Vaccine distribution across the country is well below expected benchmarks as supply chains and poor communication have left many Americans discouraged. The Operation Warp Speed goal of having 20 million vaccines distributed by the end of 2020 was not met as just over 3 million vaccinations were completed by New Year's Day.
More than 250,000 doses were distributed so far to Tennessee, according to the U.S. Centers for Disease Control and Prevention. However, as of Jan. 1, nearly 127,000 Tennessee residents received a COVID-19 vaccination, according to the Tennessee Department of Health. In Southeast Tennessee, Hamilton County reported 1.57% of its population vaccinated with the first dose.

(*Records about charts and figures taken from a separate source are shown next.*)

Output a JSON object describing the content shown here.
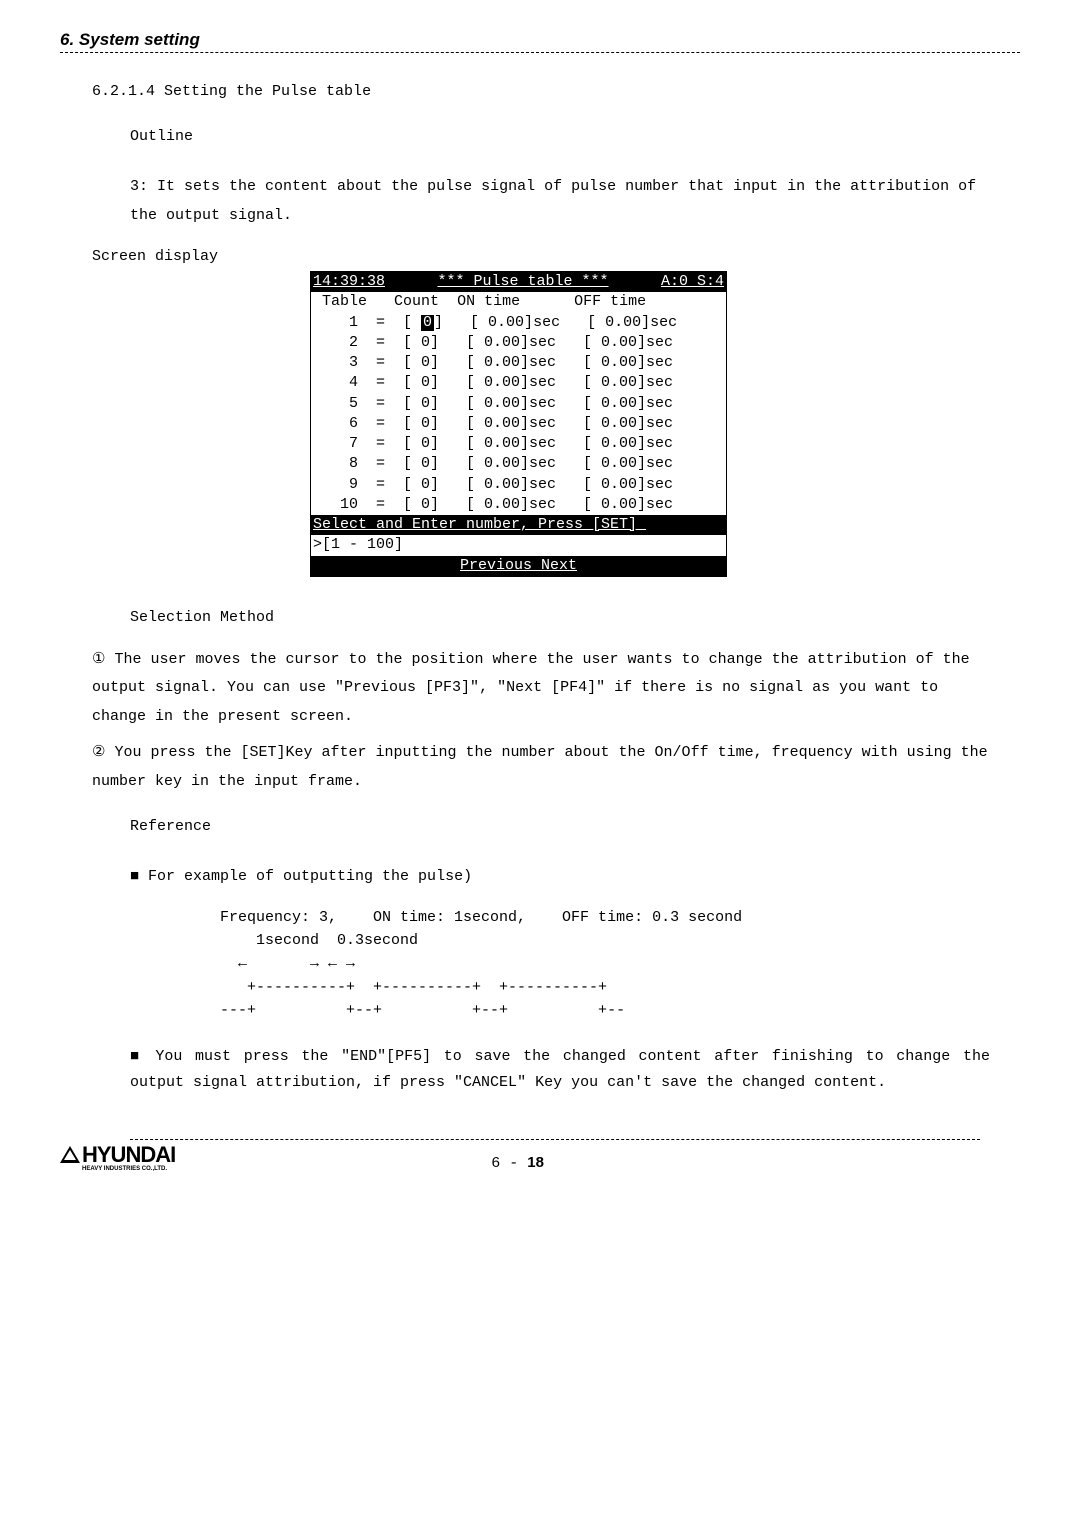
{
  "header": {
    "title": "6. System setting"
  },
  "section": {
    "number": "6.2.1.4",
    "title": "Setting the Pulse table"
  },
  "outline": {
    "label": "Outline",
    "item_number": "3:",
    "text": "It sets the content about the pulse signal of pulse number that input in the attribution of the output signal."
  },
  "screen": {
    "label": "Screen display",
    "time": "14:39:38",
    "title_mid": "*** Pulse table ***",
    "title_right": "A:0 S:4",
    "cols": {
      "c1": "Table",
      "c2": "Count",
      "c3": "ON time",
      "c4": "OFF time"
    },
    "rows": [
      {
        "n": "1",
        "count": "0",
        "on": "[ 0.00]sec",
        "off": "[ 0.00]sec",
        "cursor": true
      },
      {
        "n": "2",
        "count": "0",
        "on": "[ 0.00]sec",
        "off": "[ 0.00]sec",
        "cursor": false
      },
      {
        "n": "3",
        "count": "0",
        "on": "[ 0.00]sec",
        "off": "[ 0.00]sec",
        "cursor": false
      },
      {
        "n": "4",
        "count": "0",
        "on": "[ 0.00]sec",
        "off": "[ 0.00]sec",
        "cursor": false
      },
      {
        "n": "5",
        "count": "0",
        "on": "[ 0.00]sec",
        "off": "[ 0.00]sec",
        "cursor": false
      },
      {
        "n": "6",
        "count": "0",
        "on": "[ 0.00]sec",
        "off": "[ 0.00]sec",
        "cursor": false
      },
      {
        "n": "7",
        "count": "0",
        "on": "[ 0.00]sec",
        "off": "[ 0.00]sec",
        "cursor": false
      },
      {
        "n": "8",
        "count": "0",
        "on": "[ 0.00]sec",
        "off": "[ 0.00]sec",
        "cursor": false
      },
      {
        "n": "9",
        "count": "0",
        "on": "[ 0.00]sec",
        "off": "[ 0.00]sec",
        "cursor": false
      },
      {
        "n": "10",
        "count": "0",
        "on": "[ 0.00]sec",
        "off": "[ 0.00]sec",
        "cursor": false
      }
    ],
    "prompt1": "Select and Enter number, Press [SET]",
    "prompt2": ">[1 - 100]",
    "nav": "Previous   Next"
  },
  "selection": {
    "label": "Selection Method",
    "items": [
      "The user moves the cursor to the position where the user wants to change the attribution of the output signal. You can use \"Previous [PF3]\", \"Next [PF4]\" if there is no signal as you want to change in the present screen.",
      "You press the [SET]Key after inputting the number about the On/Off time, frequency with using the number key in the input frame."
    ],
    "markers": [
      "①",
      "②"
    ]
  },
  "reference": {
    "label": "Reference",
    "bullet1": "For example of outputting the pulse)",
    "preblock": "Frequency: 3,    ON time: 1second,    OFF time: 0.3 second\n    1second  0.3second\n  ←       → ← →\n   +----------+  +----------+  +----------+\n---+          +--+          +--+          +--",
    "bullet2": "You must press the \"END\"[PF5] to save the changed content after finishing to change the output signal attribution, if press \"CANCEL\" Key you can't save the changed content."
  },
  "footer": {
    "logo_text": "HYUNDAI",
    "logo_sub": "HEAVY INDUSTRIES CO.,LTD.",
    "page_left": "6 -",
    "page_num": "18"
  }
}
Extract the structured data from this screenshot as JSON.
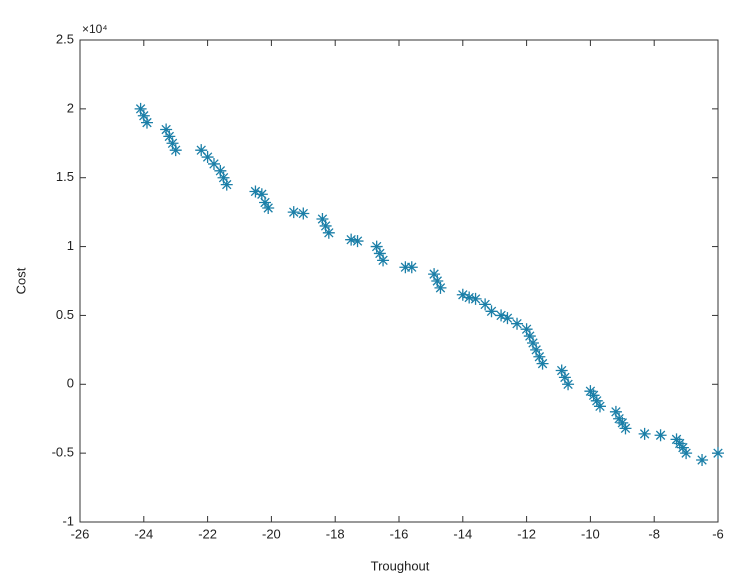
{
  "chart_data": {
    "type": "scatter",
    "x_label": "Troughout",
    "y_label": "Cost",
    "y_multiplier": "×10⁴",
    "color": "#1b7fa8",
    "marker": "asterisk",
    "xlim": [
      -26,
      -6
    ],
    "xticks": [
      -26,
      -24,
      -22,
      -20,
      -18,
      -16,
      -14,
      -12,
      -10,
      -8,
      -6
    ],
    "ylim": [
      -1,
      2.5
    ],
    "yticks": [
      -1,
      -0.5,
      0,
      0.5,
      1,
      1.5,
      2,
      2.5
    ],
    "x": [
      -24.1,
      -24.0,
      -23.9,
      -23.3,
      -23.2,
      -23.1,
      -23.0,
      -22.2,
      -22.0,
      -21.8,
      -21.6,
      -21.5,
      -21.4,
      -20.5,
      -20.3,
      -20.2,
      -20.1,
      -19.3,
      -19.0,
      -18.4,
      -18.3,
      -18.2,
      -17.5,
      -17.3,
      -16.7,
      -16.6,
      -16.5,
      -15.8,
      -15.6,
      -14.9,
      -14.8,
      -14.7,
      -14.0,
      -13.8,
      -13.6,
      -13.3,
      -13.1,
      -12.8,
      -12.6,
      -12.3,
      -12.0,
      -11.9,
      -11.8,
      -11.7,
      -11.6,
      -11.5,
      -10.9,
      -10.8,
      -10.7,
      -10.0,
      -9.9,
      -9.8,
      -9.7,
      -9.2,
      -9.1,
      -9.0,
      -8.9,
      -8.3,
      -7.8,
      -7.3,
      -7.2,
      -7.1,
      -7.0,
      -6.5,
      -6.0
    ],
    "values": [
      2.0,
      1.95,
      1.9,
      1.85,
      1.8,
      1.75,
      1.7,
      1.7,
      1.65,
      1.6,
      1.55,
      1.5,
      1.45,
      1.4,
      1.38,
      1.32,
      1.28,
      1.25,
      1.24,
      1.2,
      1.15,
      1.1,
      1.05,
      1.04,
      1.0,
      0.95,
      0.9,
      0.85,
      0.85,
      0.8,
      0.75,
      0.7,
      0.65,
      0.63,
      0.62,
      0.58,
      0.53,
      0.5,
      0.48,
      0.44,
      0.4,
      0.35,
      0.3,
      0.25,
      0.2,
      0.15,
      0.1,
      0.05,
      0.0,
      -0.05,
      -0.08,
      -0.12,
      -0.16,
      -0.2,
      -0.25,
      -0.28,
      -0.32,
      -0.36,
      -0.37,
      -0.4,
      -0.43,
      -0.46,
      -0.5,
      -0.55,
      -0.5
    ]
  }
}
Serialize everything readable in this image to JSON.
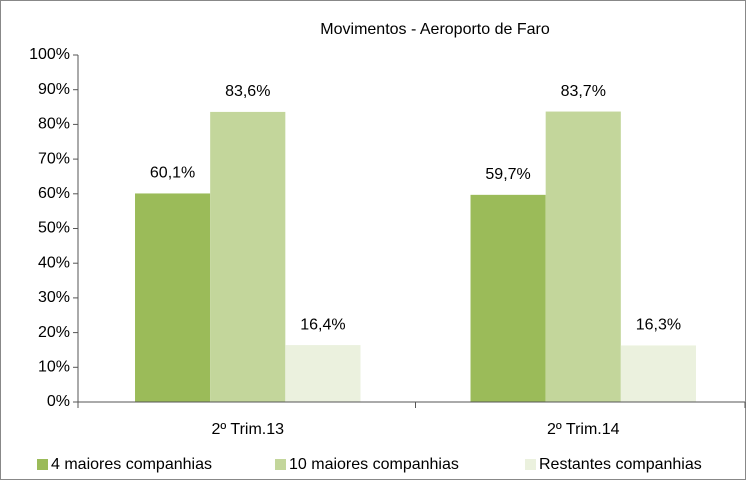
{
  "chart_data": {
    "type": "bar",
    "title": "Movimentos - Aeroporto de Faro",
    "categories": [
      "2º Trim.13",
      "2º Trim.14"
    ],
    "series": [
      {
        "name": "4 maiores companhias",
        "color": "#9bbb59",
        "values": [
          60.1,
          59.7
        ],
        "value_labels": [
          "60,1%",
          "59,7%"
        ]
      },
      {
        "name": "10 maiores companhias",
        "color": "#c3d69b",
        "values": [
          83.6,
          83.7
        ],
        "value_labels": [
          "83,6%",
          "83,7%"
        ]
      },
      {
        "name": "Restantes companhias",
        "color": "#ebf1de",
        "values": [
          16.4,
          16.3
        ],
        "value_labels": [
          "16,4%",
          "16,3%"
        ]
      }
    ],
    "ylim": [
      0,
      100
    ],
    "yticks": [
      {
        "value": 0,
        "label": "0%"
      },
      {
        "value": 10,
        "label": "10%"
      },
      {
        "value": 20,
        "label": "20%"
      },
      {
        "value": 30,
        "label": "30%"
      },
      {
        "value": 40,
        "label": "40%"
      },
      {
        "value": 50,
        "label": "50%"
      },
      {
        "value": 60,
        "label": "60%"
      },
      {
        "value": 70,
        "label": "70%"
      },
      {
        "value": 80,
        "label": "80%"
      },
      {
        "value": 90,
        "label": "90%"
      },
      {
        "value": 100,
        "label": "100%"
      }
    ],
    "legend": "bottom",
    "grid": false
  }
}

Marion County leads the region percentage-wise with 2.24% of its population having received the first dose, according to the state health department.
The Hamilton County Health Department announced Monday it would distribute vaccines for those eligible on Tuesday and Wednesday based on an alphabetical system by last name.
On Dec. 31, the day after Hamilton County expanded eligibility for the vaccine, lines for the Amnicola Highway inoculation station were so long people were directed to come back later. Health officials then had to turn people away because there was no more vaccine available that day, only to later discover unused doses after the station closed.